Рокко укатил на мотоцикле, а я зашла за Диего. Меня одолевали тяжкие предчувствия. Мне казалось, что Лавиния приползла к себе в нору умирать.

– А твоя подруга? – спросил Диего, когда мы зашли к нему.

– У нее тут знакомые на верхнем этаже. Ты пока ищи, что тебе нужно, а я сбегаю к ней, – огляделась я. Каждый шорох и тень теперь казались мне предостерегающими.

– Точно.
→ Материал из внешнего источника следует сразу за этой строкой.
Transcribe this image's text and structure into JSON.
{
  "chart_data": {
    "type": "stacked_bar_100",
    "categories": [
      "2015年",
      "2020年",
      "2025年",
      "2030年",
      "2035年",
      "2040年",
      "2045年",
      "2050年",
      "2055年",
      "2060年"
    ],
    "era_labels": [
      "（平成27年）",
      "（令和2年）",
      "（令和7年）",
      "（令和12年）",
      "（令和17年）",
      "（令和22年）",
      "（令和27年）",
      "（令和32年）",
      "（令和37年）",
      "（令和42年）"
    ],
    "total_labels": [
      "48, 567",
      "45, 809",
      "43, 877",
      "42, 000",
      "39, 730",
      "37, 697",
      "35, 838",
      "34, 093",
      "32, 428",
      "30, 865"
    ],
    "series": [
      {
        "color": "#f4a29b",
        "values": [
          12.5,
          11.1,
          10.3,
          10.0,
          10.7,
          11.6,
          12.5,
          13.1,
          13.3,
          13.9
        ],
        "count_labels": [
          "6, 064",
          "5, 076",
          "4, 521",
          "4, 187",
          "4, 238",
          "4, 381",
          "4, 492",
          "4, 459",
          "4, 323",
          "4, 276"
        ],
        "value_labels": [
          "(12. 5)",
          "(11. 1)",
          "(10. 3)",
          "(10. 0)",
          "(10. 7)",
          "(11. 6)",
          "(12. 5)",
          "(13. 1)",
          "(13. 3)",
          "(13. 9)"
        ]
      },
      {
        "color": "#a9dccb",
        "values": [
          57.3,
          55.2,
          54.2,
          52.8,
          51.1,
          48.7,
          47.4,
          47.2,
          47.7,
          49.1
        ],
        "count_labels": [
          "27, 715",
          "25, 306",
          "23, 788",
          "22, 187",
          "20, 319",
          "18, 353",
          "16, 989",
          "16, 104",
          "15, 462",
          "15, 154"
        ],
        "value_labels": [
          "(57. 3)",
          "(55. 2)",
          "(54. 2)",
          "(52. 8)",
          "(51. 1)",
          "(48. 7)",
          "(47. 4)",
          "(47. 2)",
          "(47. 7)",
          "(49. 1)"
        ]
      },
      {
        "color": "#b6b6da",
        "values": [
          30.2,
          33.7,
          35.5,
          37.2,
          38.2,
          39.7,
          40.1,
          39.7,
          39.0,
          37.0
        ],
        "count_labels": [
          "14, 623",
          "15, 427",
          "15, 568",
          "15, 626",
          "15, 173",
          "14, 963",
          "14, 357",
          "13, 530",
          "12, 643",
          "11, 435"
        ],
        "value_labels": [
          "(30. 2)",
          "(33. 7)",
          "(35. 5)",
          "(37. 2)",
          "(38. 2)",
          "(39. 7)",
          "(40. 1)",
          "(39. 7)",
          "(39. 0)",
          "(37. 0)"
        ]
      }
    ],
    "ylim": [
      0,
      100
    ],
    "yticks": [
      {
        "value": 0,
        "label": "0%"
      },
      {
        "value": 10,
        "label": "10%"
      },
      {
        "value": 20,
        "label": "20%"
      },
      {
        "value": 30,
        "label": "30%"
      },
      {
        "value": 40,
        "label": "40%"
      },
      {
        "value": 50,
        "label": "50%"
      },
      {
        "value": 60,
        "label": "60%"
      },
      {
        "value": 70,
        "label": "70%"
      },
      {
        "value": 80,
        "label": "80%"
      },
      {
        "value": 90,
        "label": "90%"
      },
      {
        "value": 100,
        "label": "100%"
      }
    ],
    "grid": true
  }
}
Так и есть – мышьяк, – как будто даже удовлетворенно приговаривала Оля, всаживая иглу шприца в Лавинию. – Негра хотели убить мышьяком, мы же назло вам его и спасем! Спаси, наш Господь, сего африканца от проклятых врагов-засранцев. О, видишь, рифма! Значит, получится!

– Негра?! Это же Лавиния, – пыталась я объяснить ей, но меня все время перебивал Рокко, гундосивший у своего алтаря: «Мама, мамочка, помоги, молю тебя».
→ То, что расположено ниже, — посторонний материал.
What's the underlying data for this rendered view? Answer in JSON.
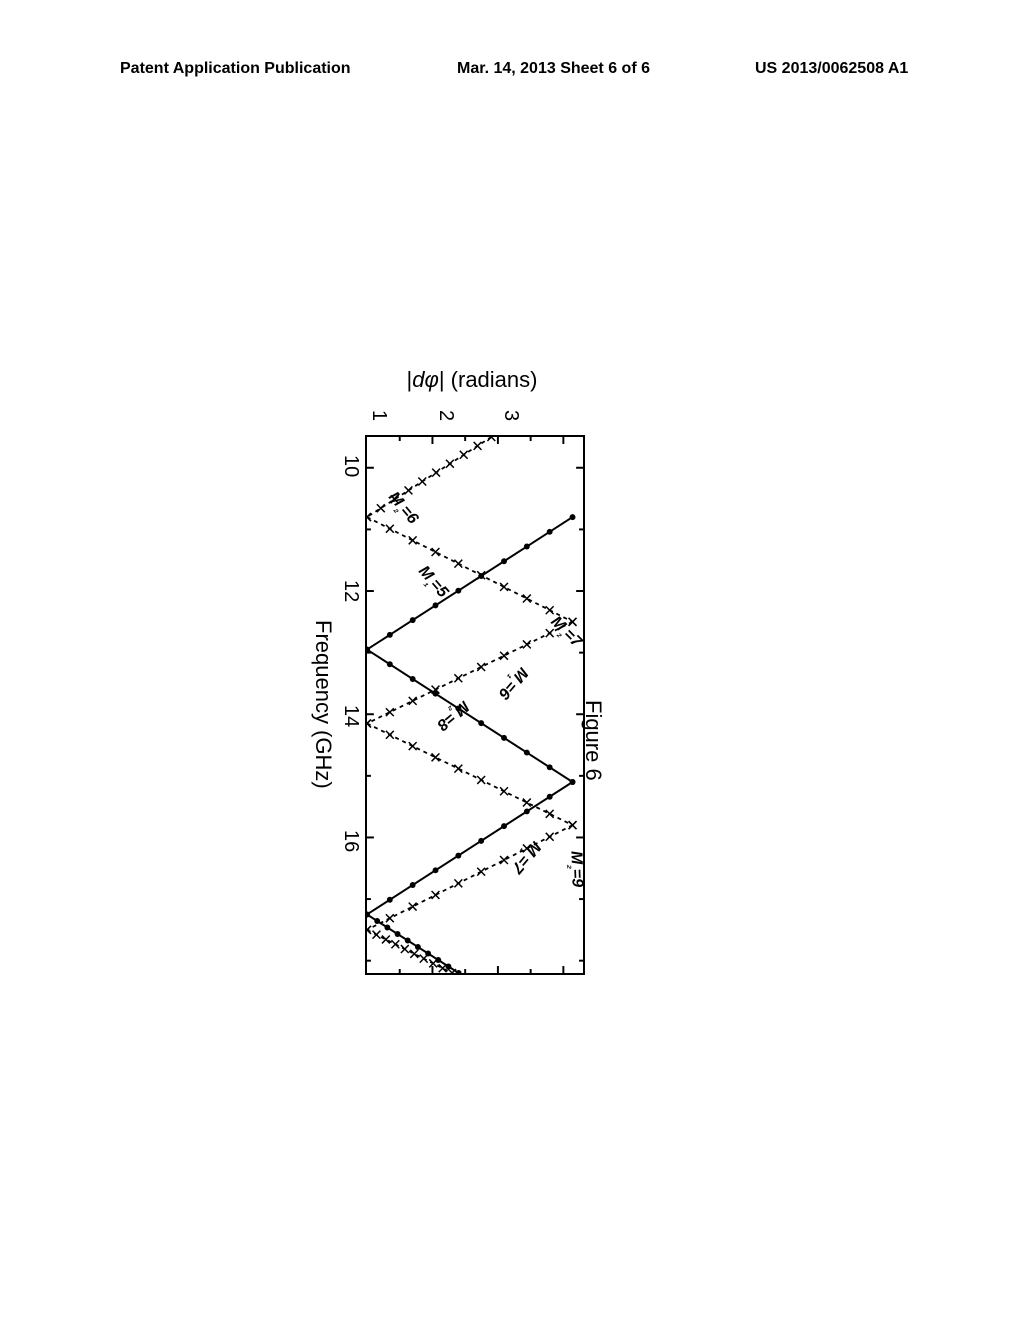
{
  "header": {
    "left": "Patent Application Publication",
    "center": "Mar. 14, 2013  Sheet 6 of 6",
    "right": "US 2013/0062508 A1"
  },
  "figure": {
    "caption": "Figure 6",
    "x_axis": {
      "label": "Frequency (GHz)",
      "min": 9.5,
      "max": 18.2,
      "ticks": [
        10,
        12,
        14,
        16
      ],
      "fontsize": 22
    },
    "y_axis": {
      "label": "|dφ| (radians)",
      "min": 0,
      "max": 3.3,
      "ticks": [
        1,
        2,
        3
      ],
      "fontsize": 22
    },
    "background_color": "#ffffff",
    "border_color": "#000000",
    "series_solid": {
      "label_prefix": "M₁",
      "style": "solid",
      "color": "#000000",
      "line_width": 2,
      "marker": "dot",
      "marker_size": 3,
      "segments": [
        {
          "label": "M₁=5",
          "x": [
            10.8,
            12.95
          ],
          "y": [
            3.14,
            0
          ],
          "label_pos": {
            "x": 12.0,
            "y": 1.0,
            "rot": -41
          }
        },
        {
          "label": "M₁=6",
          "x": [
            12.95,
            15.1
          ],
          "y": [
            0,
            3.14
          ],
          "label_pos": {
            "x": 13.6,
            "y": 2.2,
            "rot": 41
          }
        },
        {
          "label": "M₁=6",
          "x": [
            15.1,
            17.25
          ],
          "y": [
            3.14,
            0
          ]
        },
        {
          "label": "M₁=7",
          "x": [
            17.25,
            18.2
          ],
          "y": [
            0,
            1.4
          ],
          "label_pos": {
            "x": 16.4,
            "y": 2.4,
            "rot": 40
          }
        }
      ]
    },
    "series_dashed": {
      "label_prefix": "M₂",
      "style": "dashed",
      "color": "#000000",
      "line_width": 1.8,
      "marker": "x",
      "marker_size": 4,
      "segments": [
        {
          "label": "M₂=6",
          "x": [
            9.5,
            10.8
          ],
          "y": [
            1.9,
            0
          ],
          "label_pos": {
            "x": 10.8,
            "y": 0.55,
            "rot": -40
          }
        },
        {
          "label": "M₂=6",
          "x": [
            10.8,
            12.5
          ],
          "y": [
            0,
            3.14
          ]
        },
        {
          "label": "M₂=7",
          "x": [
            12.5,
            14.15
          ],
          "y": [
            3.14,
            0
          ],
          "label_pos": {
            "x": 12.8,
            "y": 3.0,
            "rot": -45
          }
        },
        {
          "label": "M₂=8",
          "x": [
            14.15,
            15.8
          ],
          "y": [
            0,
            3.14
          ],
          "label_pos": {
            "x": 14.1,
            "y": 1.3,
            "rot": 50
          }
        },
        {
          "label": "M₂=8",
          "x": [
            15.8,
            17.5
          ],
          "y": [
            3.14,
            0
          ]
        },
        {
          "label": "M₂=9",
          "x": [
            17.5,
            18.2
          ],
          "y": [
            0,
            1.3
          ],
          "label_pos": {
            "x": 16.6,
            "y": 3.15,
            "rot": -2
          }
        }
      ]
    }
  }
}
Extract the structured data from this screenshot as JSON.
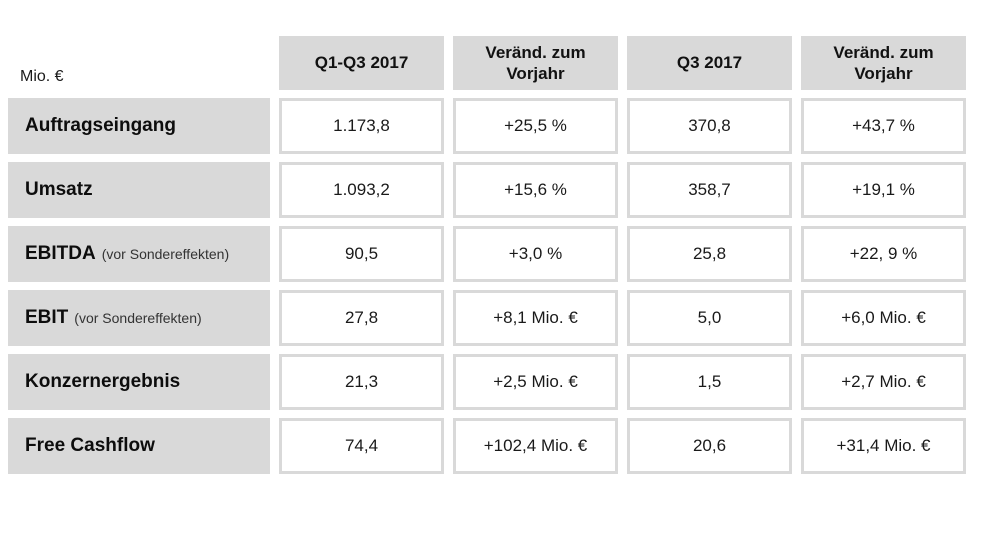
{
  "table": {
    "unit_label": "Mio. €",
    "columns": [
      "Q1-Q3 2017",
      "Veränd. zum Vorjahr",
      "Q3 2017",
      "Veränd. zum Vorjahr"
    ],
    "rows": [
      {
        "label": "Auftragseingang",
        "label_suffix": "",
        "values": [
          "1.173,8",
          "+25,5 %",
          "370,8",
          "+43,7 %"
        ]
      },
      {
        "label": "Umsatz",
        "label_suffix": "",
        "values": [
          "1.093,2",
          "+15,6 %",
          "358,7",
          "+19,1 %"
        ]
      },
      {
        "label": "EBITDA",
        "label_suffix": "(vor Sondereffekten)",
        "values": [
          "90,5",
          "+3,0 %",
          "25,8",
          "+22, 9 %"
        ]
      },
      {
        "label": "EBIT",
        "label_suffix": "(vor Sondereffekten)",
        "values": [
          "27,8",
          "+8,1 Mio. €",
          "5,0",
          "+6,0 Mio. €"
        ]
      },
      {
        "label": "Konzernergebnis",
        "label_suffix": "",
        "values": [
          "21,3",
          "+2,5 Mio. €",
          "1,5",
          "+2,7 Mio. €"
        ]
      },
      {
        "label": "Free Cashflow",
        "label_suffix": "",
        "values": [
          "74,4",
          "+102,4 Mio. €",
          "20,6",
          "+31,4 Mio. €"
        ]
      }
    ]
  },
  "colors": {
    "header_bg": "#d9d9d9",
    "label_bg": "#d9d9d9",
    "cell_border": "#d9d9d9",
    "text": "#111111"
  }
}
– Святому Эразму, балда, а не мамочке своей молиться надо, если уж так тебе приспичило, – пробурчала Оля, возясь над телом Лавинии.

Все сведения об отравлениях мышьяком я черпала из одного фильма, где, подмешивая его вместе со стрихнином в настойку из бузины, две милые тетушки отправляли на тот свет одиноких старичков. Ни один из них не выжил. Тетушки отпевали и хоронили своих жертв в собственном погребе. С омерзением я отбросила образы мессы по Лавинии перед алтарем Рокко.
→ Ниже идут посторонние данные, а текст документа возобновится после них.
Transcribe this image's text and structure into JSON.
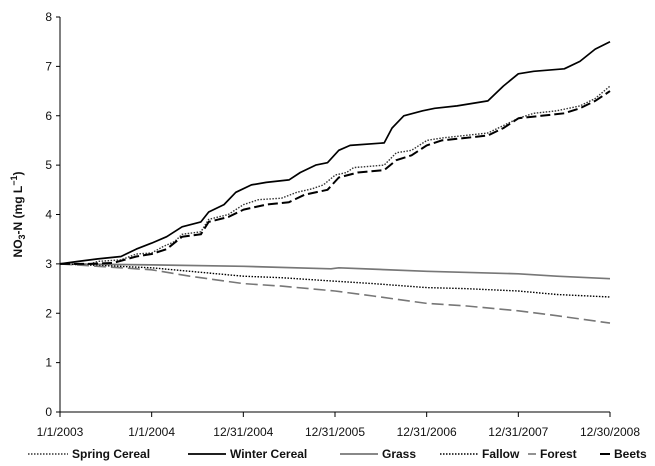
{
  "chart_data": {
    "type": "line",
    "title": "",
    "xlabel": "",
    "ylabel": {
      "main": "NO",
      "sub1": "3",
      "mid": "-N (mg L",
      "sup": "−1",
      "end": ")"
    },
    "ylim": [
      0,
      8
    ],
    "yticks": [
      "0",
      "1",
      "2",
      "3",
      "4",
      "5",
      "6",
      "7",
      "8"
    ],
    "xlim": [
      "2003-01-01",
      "2008-12-30"
    ],
    "xticks": [
      {
        "date": "2003-01-01",
        "label": "1/1/2003"
      },
      {
        "date": "2004-01-01",
        "label": "1/1/2004"
      },
      {
        "date": "2004-12-31",
        "label": "12/31/2004"
      },
      {
        "date": "2005-12-31",
        "label": "12/31/2005"
      },
      {
        "date": "2006-12-31",
        "label": "12/31/2006"
      },
      {
        "date": "2007-12-31",
        "label": "12/31/2007"
      },
      {
        "date": "2008-12-30",
        "label": "12/30/2008"
      }
    ],
    "grid": false,
    "legend_position": "bottom",
    "series": [
      {
        "name": "Spring Cereal",
        "color": "#333333",
        "dash": "dotted",
        "points": [
          [
            "2003-01-01",
            3.0
          ],
          [
            "2003-05-01",
            3.0
          ],
          [
            "2003-06-01",
            3.05
          ],
          [
            "2003-09-01",
            3.08
          ],
          [
            "2003-11-01",
            3.2
          ],
          [
            "2004-01-01",
            3.22
          ],
          [
            "2004-02-15",
            3.35
          ],
          [
            "2004-04-01",
            3.45
          ],
          [
            "2004-05-01",
            3.6
          ],
          [
            "2004-07-15",
            3.65
          ],
          [
            "2004-08-15",
            3.9
          ],
          [
            "2004-11-01",
            4.0
          ],
          [
            "2005-01-01",
            4.2
          ],
          [
            "2005-03-01",
            4.3
          ],
          [
            "2005-06-01",
            4.33
          ],
          [
            "2005-08-01",
            4.45
          ],
          [
            "2005-10-01",
            4.52
          ],
          [
            "2005-11-15",
            4.6
          ],
          [
            "2006-01-01",
            4.8
          ],
          [
            "2006-02-15",
            4.85
          ],
          [
            "2006-03-15",
            4.95
          ],
          [
            "2006-07-15",
            5.0
          ],
          [
            "2006-09-01",
            5.25
          ],
          [
            "2006-11-01",
            5.3
          ],
          [
            "2007-01-01",
            5.5
          ],
          [
            "2007-03-01",
            5.55
          ],
          [
            "2007-06-01",
            5.6
          ],
          [
            "2007-09-01",
            5.65
          ],
          [
            "2007-11-01",
            5.8
          ],
          [
            "2008-01-01",
            5.95
          ],
          [
            "2008-03-01",
            6.05
          ],
          [
            "2008-06-01",
            6.1
          ],
          [
            "2008-09-01",
            6.2
          ],
          [
            "2008-11-01",
            6.35
          ],
          [
            "2008-12-30",
            6.6
          ]
        ]
      },
      {
        "name": "Winter Cereal",
        "color": "#000000",
        "dash": "solid",
        "points": [
          [
            "2003-01-01",
            3.0
          ],
          [
            "2003-03-15",
            3.05
          ],
          [
            "2003-06-01",
            3.1
          ],
          [
            "2003-09-01",
            3.15
          ],
          [
            "2003-11-01",
            3.3
          ],
          [
            "2004-01-01",
            3.42
          ],
          [
            "2004-03-01",
            3.55
          ],
          [
            "2004-05-01",
            3.75
          ],
          [
            "2004-07-15",
            3.85
          ],
          [
            "2004-08-15",
            4.05
          ],
          [
            "2004-10-15",
            4.2
          ],
          [
            "2004-12-01",
            4.45
          ],
          [
            "2005-02-01",
            4.6
          ],
          [
            "2005-04-01",
            4.65
          ],
          [
            "2005-07-01",
            4.7
          ],
          [
            "2005-08-15",
            4.85
          ],
          [
            "2005-10-15",
            5.0
          ],
          [
            "2005-12-01",
            5.05
          ],
          [
            "2006-01-15",
            5.3
          ],
          [
            "2006-03-01",
            5.4
          ],
          [
            "2006-07-15",
            5.45
          ],
          [
            "2006-08-15",
            5.75
          ],
          [
            "2006-10-01",
            6.0
          ],
          [
            "2006-12-15",
            6.1
          ],
          [
            "2007-02-01",
            6.15
          ],
          [
            "2007-05-01",
            6.2
          ],
          [
            "2007-09-01",
            6.3
          ],
          [
            "2007-11-01",
            6.6
          ],
          [
            "2007-12-31",
            6.85
          ],
          [
            "2008-03-01",
            6.9
          ],
          [
            "2008-07-01",
            6.95
          ],
          [
            "2008-09-01",
            7.1
          ],
          [
            "2008-11-01",
            7.35
          ],
          [
            "2008-12-30",
            7.5
          ]
        ]
      },
      {
        "name": "Grass",
        "color": "#777777",
        "dash": "solid",
        "points": [
          [
            "2003-01-01",
            3.0
          ],
          [
            "2004-01-01",
            2.98
          ],
          [
            "2005-01-01",
            2.95
          ],
          [
            "2005-12-15",
            2.9
          ],
          [
            "2006-01-15",
            2.92
          ],
          [
            "2006-12-31",
            2.85
          ],
          [
            "2007-12-31",
            2.8
          ],
          [
            "2008-06-01",
            2.75
          ],
          [
            "2008-12-30",
            2.7
          ]
        ]
      },
      {
        "name": "Fallow",
        "color": "#000000",
        "dash": "dotted",
        "points": [
          [
            "2003-01-01",
            3.0
          ],
          [
            "2003-06-01",
            2.97
          ],
          [
            "2004-01-01",
            2.92
          ],
          [
            "2004-06-01",
            2.85
          ],
          [
            "2004-12-31",
            2.75
          ],
          [
            "2005-06-01",
            2.72
          ],
          [
            "2005-12-31",
            2.65
          ],
          [
            "2006-06-01",
            2.6
          ],
          [
            "2006-12-31",
            2.52
          ],
          [
            "2007-06-01",
            2.5
          ],
          [
            "2007-12-31",
            2.45
          ],
          [
            "2008-06-01",
            2.38
          ],
          [
            "2008-12-30",
            2.33
          ]
        ]
      },
      {
        "name": "Forest",
        "color": "#777777",
        "dash": "dashed",
        "points": [
          [
            "2003-01-01",
            3.0
          ],
          [
            "2003-06-01",
            2.95
          ],
          [
            "2004-01-01",
            2.88
          ],
          [
            "2004-06-01",
            2.75
          ],
          [
            "2004-12-31",
            2.6
          ],
          [
            "2005-06-01",
            2.55
          ],
          [
            "2005-12-31",
            2.45
          ],
          [
            "2006-06-01",
            2.35
          ],
          [
            "2006-12-31",
            2.2
          ],
          [
            "2007-06-01",
            2.15
          ],
          [
            "2007-12-31",
            2.05
          ],
          [
            "2008-06-01",
            1.95
          ],
          [
            "2008-12-30",
            1.8
          ]
        ]
      },
      {
        "name": "Beets",
        "color": "#000000",
        "dash": "longdash",
        "points": [
          [
            "2003-01-01",
            3.0
          ],
          [
            "2003-05-01",
            3.0
          ],
          [
            "2003-08-01",
            3.02
          ],
          [
            "2003-11-01",
            3.15
          ],
          [
            "2004-01-01",
            3.2
          ],
          [
            "2004-03-01",
            3.3
          ],
          [
            "2004-05-01",
            3.55
          ],
          [
            "2004-07-15",
            3.6
          ],
          [
            "2004-08-15",
            3.85
          ],
          [
            "2004-11-01",
            3.95
          ],
          [
            "2005-01-01",
            4.1
          ],
          [
            "2005-04-01",
            4.2
          ],
          [
            "2005-07-01",
            4.25
          ],
          [
            "2005-09-01",
            4.4
          ],
          [
            "2005-12-01",
            4.5
          ],
          [
            "2006-01-15",
            4.75
          ],
          [
            "2006-04-01",
            4.85
          ],
          [
            "2006-07-15",
            4.9
          ],
          [
            "2006-09-01",
            5.1
          ],
          [
            "2006-11-01",
            5.2
          ],
          [
            "2006-12-31",
            5.4
          ],
          [
            "2007-03-01",
            5.5
          ],
          [
            "2007-06-01",
            5.55
          ],
          [
            "2007-09-01",
            5.6
          ],
          [
            "2007-11-01",
            5.75
          ],
          [
            "2008-01-01",
            5.95
          ],
          [
            "2008-04-01",
            6.0
          ],
          [
            "2008-07-01",
            6.05
          ],
          [
            "2008-09-01",
            6.15
          ],
          [
            "2008-11-01",
            6.3
          ],
          [
            "2008-12-30",
            6.5
          ]
        ]
      }
    ]
  }
}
Преображенная Оля все хлопотала и велела мне пока убираться вместе с мальчиком. Рокко записал на лекарственном листочке свой телефон. Оторвав от него половину, я оставила им номер Флорина. Ведь несколько дней назад он назначил мне встречу как раз на это воскресенье. «Звоните во все колокола, если что», – и я спустилась за Диего.

– Сегодня ночую у себя, – заявил он, когда мы прощались на площади Экседры. Бедный мальчик, он был в неведении и шел как ни в чем не бывало играть в переходах метро. – Бог – это блог, – ответил он, подумав, на вопрос, на который пока не было ответа и который никто ему не задавал. – Он может видоизменяться под влиянием мысли и взаимодействовать. Бог – это музыка. Ну ладно, давай, можно, – согласился он, когда я попыталась заманить его на встречу, назначив ее через три-четыре часа:

– Тогда на этом месте, да? Сходим в бар, куплю тебе вкуснейшую булку. – Я так боялась, что он откажется, в самом деле поедет домой и станет невольным свидетелем чего-нибудь, что детям до шестнадцати… Выноса невменяемого дяди на носилках скорой, например. Или просто выноса тела дяди.